Japan is just getting more Corrupted by the Government.They should ask all the Big Business from their prefectures to Donate all the tablets to students who are required by their schools...

0 ( +0 / -0 )

Smells of "Corruption" - plain and simple.

So how should the locals take action ? Anyone ???

Any AntiCorruption organisations around with whom they should engage ?

Likewise for Tokyo...

0 ( +0 / -0 )

This is actually a great business opportunity for someone to rent iPads to these students who can't afford them. Also a great opportunity to create WiFi access points. Software should be universal and coming from the Gov at a free or subsidized cost.
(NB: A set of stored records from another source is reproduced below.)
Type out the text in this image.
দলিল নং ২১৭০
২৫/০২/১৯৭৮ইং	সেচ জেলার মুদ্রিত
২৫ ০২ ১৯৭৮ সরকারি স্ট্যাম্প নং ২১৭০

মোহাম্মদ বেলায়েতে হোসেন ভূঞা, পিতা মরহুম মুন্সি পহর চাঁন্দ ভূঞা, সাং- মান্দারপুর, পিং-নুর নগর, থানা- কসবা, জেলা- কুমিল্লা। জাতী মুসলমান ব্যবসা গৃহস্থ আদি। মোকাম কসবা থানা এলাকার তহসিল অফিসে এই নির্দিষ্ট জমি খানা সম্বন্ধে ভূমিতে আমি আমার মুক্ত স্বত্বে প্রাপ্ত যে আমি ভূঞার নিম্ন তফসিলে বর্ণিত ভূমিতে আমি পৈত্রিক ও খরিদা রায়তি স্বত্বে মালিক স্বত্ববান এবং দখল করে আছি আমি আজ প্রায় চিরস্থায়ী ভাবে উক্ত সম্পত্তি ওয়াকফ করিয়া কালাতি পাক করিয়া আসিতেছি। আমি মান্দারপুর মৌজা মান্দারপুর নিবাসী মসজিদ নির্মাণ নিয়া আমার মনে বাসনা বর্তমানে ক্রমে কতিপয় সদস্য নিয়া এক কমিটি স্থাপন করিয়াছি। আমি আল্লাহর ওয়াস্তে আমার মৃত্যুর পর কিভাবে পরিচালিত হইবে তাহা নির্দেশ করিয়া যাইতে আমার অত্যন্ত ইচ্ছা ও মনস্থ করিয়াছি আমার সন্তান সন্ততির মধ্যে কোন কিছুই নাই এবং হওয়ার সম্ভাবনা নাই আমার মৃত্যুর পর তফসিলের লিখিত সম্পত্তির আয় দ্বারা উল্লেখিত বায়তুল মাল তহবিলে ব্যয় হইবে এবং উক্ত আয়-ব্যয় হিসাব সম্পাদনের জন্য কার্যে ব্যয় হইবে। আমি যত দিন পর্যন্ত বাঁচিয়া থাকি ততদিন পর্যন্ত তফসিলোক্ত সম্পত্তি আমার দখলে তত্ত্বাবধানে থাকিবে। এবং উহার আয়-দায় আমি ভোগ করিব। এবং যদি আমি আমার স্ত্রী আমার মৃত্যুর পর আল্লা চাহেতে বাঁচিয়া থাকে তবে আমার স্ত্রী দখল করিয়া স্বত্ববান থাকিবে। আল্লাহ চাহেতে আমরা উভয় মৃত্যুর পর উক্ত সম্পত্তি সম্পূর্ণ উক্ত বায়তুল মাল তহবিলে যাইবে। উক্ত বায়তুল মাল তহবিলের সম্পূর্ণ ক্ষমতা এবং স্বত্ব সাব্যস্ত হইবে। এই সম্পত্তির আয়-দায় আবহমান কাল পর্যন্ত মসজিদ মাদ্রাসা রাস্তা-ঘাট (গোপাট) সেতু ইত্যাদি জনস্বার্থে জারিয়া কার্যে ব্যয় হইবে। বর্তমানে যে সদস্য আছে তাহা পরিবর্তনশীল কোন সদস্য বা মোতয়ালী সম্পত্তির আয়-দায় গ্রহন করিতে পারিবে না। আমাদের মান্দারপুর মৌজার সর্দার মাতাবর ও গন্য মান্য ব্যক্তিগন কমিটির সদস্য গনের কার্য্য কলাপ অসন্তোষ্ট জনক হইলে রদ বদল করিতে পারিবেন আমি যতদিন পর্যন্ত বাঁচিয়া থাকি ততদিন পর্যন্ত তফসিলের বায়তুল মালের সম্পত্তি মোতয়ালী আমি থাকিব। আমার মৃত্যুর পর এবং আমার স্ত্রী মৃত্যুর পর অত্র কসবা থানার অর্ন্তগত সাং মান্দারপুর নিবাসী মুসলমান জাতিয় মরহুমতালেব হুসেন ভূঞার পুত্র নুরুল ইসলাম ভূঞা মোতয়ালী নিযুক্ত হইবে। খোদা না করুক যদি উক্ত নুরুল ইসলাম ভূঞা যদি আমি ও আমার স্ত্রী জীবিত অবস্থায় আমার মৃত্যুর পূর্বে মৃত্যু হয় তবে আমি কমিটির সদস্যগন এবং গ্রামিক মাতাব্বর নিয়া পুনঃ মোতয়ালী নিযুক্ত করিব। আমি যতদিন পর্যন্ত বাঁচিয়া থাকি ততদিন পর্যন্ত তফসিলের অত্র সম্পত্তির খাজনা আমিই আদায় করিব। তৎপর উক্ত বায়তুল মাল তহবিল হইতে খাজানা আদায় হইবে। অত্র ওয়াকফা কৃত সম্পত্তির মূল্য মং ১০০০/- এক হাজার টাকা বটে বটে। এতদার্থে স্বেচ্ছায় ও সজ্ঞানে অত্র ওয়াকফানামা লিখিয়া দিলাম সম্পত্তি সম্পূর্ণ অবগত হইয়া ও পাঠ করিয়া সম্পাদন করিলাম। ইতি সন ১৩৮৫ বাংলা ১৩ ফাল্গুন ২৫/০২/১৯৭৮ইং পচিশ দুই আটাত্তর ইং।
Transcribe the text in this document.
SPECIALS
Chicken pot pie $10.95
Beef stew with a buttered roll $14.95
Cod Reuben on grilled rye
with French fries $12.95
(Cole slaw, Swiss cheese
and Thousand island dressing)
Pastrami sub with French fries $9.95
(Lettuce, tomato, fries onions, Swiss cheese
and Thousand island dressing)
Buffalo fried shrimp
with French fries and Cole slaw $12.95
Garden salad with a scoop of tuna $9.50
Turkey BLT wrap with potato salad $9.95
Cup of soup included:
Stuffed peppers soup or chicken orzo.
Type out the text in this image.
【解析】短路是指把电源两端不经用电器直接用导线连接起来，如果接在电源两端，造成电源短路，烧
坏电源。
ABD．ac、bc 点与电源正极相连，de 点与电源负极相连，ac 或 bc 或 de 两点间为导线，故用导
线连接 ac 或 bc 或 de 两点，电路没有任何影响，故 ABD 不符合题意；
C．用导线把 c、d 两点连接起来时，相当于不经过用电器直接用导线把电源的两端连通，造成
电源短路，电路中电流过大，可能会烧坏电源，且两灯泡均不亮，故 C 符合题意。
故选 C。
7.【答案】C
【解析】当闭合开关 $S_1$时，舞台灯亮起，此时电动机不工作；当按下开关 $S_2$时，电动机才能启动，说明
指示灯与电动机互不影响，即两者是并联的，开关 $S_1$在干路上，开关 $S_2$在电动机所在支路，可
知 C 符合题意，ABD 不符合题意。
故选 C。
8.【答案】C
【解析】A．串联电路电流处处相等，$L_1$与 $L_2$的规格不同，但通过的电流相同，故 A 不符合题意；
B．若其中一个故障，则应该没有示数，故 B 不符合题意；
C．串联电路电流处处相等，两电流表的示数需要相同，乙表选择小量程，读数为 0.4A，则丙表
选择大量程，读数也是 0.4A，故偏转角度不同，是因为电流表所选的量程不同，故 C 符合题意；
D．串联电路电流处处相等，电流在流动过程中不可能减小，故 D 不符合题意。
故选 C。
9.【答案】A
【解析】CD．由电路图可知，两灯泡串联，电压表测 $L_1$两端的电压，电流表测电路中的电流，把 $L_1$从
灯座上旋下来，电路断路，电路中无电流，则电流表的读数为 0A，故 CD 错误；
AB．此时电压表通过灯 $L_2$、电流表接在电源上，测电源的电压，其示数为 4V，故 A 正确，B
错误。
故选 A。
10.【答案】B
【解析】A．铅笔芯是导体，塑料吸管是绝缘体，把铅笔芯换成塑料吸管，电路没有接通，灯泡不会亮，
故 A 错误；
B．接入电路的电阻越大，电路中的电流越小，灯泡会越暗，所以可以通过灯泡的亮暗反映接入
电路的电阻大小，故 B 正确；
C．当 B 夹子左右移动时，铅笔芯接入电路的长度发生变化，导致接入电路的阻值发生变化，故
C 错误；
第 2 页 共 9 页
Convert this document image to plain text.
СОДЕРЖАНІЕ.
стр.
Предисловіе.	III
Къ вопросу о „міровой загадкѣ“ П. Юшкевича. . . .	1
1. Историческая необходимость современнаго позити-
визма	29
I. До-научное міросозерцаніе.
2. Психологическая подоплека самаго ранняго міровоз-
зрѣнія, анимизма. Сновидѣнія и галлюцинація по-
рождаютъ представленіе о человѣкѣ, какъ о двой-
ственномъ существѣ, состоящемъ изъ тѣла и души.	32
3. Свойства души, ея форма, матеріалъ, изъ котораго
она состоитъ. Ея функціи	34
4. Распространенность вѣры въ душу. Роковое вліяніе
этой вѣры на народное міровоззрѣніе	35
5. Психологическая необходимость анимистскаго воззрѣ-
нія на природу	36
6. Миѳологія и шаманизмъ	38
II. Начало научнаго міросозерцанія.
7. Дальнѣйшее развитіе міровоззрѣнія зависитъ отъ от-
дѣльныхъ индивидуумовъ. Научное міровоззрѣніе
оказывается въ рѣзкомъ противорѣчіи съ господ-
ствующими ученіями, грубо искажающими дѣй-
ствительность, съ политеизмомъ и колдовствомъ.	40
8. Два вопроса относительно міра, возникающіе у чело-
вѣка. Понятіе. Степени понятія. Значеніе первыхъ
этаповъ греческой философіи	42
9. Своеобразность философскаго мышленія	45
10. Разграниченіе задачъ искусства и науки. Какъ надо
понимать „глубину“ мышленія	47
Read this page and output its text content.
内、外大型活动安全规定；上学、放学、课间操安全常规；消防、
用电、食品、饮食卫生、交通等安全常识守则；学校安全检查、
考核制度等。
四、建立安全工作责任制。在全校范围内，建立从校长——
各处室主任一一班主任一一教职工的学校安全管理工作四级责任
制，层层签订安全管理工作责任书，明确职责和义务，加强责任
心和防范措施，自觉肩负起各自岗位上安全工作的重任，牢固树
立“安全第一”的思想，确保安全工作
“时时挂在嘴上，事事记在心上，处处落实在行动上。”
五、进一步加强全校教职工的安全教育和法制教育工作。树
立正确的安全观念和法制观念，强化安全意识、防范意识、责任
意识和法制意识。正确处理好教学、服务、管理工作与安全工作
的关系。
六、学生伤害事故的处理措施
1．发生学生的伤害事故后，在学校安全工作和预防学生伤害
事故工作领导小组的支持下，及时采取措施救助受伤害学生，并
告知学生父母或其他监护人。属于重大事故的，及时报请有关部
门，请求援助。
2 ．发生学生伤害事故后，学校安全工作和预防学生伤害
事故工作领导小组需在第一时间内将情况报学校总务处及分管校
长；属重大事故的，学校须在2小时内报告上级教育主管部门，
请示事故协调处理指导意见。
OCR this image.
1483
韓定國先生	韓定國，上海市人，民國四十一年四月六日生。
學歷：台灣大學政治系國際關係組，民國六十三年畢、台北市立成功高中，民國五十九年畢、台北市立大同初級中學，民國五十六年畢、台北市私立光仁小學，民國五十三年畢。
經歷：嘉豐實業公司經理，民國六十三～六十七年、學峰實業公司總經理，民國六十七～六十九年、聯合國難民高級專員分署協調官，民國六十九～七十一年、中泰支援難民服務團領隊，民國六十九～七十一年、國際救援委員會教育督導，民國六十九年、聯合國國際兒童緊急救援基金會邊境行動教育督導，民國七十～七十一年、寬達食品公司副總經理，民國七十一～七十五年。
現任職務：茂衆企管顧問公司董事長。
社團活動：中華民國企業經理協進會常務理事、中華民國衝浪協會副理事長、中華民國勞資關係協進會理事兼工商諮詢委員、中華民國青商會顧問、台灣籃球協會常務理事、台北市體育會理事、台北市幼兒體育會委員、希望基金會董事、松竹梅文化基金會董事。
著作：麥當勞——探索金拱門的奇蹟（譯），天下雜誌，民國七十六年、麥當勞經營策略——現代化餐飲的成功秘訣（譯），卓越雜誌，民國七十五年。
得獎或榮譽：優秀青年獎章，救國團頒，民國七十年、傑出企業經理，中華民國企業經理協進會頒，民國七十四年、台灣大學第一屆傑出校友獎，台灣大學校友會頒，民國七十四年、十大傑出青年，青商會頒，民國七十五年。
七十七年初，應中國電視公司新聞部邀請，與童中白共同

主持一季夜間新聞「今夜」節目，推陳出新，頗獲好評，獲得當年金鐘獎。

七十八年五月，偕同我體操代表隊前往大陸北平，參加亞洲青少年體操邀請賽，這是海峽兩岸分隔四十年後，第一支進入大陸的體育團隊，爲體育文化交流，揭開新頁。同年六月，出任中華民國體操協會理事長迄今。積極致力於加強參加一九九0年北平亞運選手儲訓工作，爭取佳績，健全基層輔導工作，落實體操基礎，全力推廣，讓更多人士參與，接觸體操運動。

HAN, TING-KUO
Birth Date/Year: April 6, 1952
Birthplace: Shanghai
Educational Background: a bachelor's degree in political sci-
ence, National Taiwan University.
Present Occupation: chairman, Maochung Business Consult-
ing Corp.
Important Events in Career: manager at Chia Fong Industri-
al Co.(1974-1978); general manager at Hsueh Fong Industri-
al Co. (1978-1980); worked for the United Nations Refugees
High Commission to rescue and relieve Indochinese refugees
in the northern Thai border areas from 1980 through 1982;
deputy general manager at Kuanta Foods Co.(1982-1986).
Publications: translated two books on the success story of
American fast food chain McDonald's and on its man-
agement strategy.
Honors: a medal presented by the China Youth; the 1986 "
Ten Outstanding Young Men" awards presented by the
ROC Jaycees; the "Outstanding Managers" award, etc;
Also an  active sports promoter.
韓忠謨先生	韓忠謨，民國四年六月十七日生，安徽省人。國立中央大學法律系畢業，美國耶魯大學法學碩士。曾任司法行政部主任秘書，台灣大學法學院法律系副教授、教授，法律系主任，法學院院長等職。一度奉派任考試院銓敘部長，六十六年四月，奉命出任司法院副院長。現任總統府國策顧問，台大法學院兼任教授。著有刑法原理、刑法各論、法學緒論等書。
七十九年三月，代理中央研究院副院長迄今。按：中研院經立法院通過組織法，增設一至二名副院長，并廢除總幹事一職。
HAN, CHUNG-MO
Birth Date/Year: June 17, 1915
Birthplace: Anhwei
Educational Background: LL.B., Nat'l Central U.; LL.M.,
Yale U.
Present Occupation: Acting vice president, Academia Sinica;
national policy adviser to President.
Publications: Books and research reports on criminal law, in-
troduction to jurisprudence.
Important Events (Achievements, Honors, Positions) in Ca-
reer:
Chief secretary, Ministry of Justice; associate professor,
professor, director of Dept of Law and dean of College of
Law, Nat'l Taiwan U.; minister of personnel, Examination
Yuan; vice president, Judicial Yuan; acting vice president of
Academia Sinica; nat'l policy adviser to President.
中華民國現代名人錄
Also should be options of using a LapTop.

Biggest issue is using LTE/4G/5G cell phone data = that will get very expensive for a student. Free WiFi is needed in and around the school area.

1 ( +1 / -0 )

We recently had a letter from the PTA informing us of some school services were being scrapped due to budget cuts. Meanwhile the LDP is happy to throw billions at the lame duck Olympics without batting an eyelid. So it begins folks!

0 ( +0 / -0 )

@KniknaknokkaerToday  02:22 pm JST

Well, the Olympics is by now an international commitment. Any thought about cost-benefit should have been done before being selected, or before even putting your name in the hat. Once they've decided its you, you have a duty to see it through.

1 ( +1 / -0 )

^^^ None of that changes the fact it's a huge waste of resources.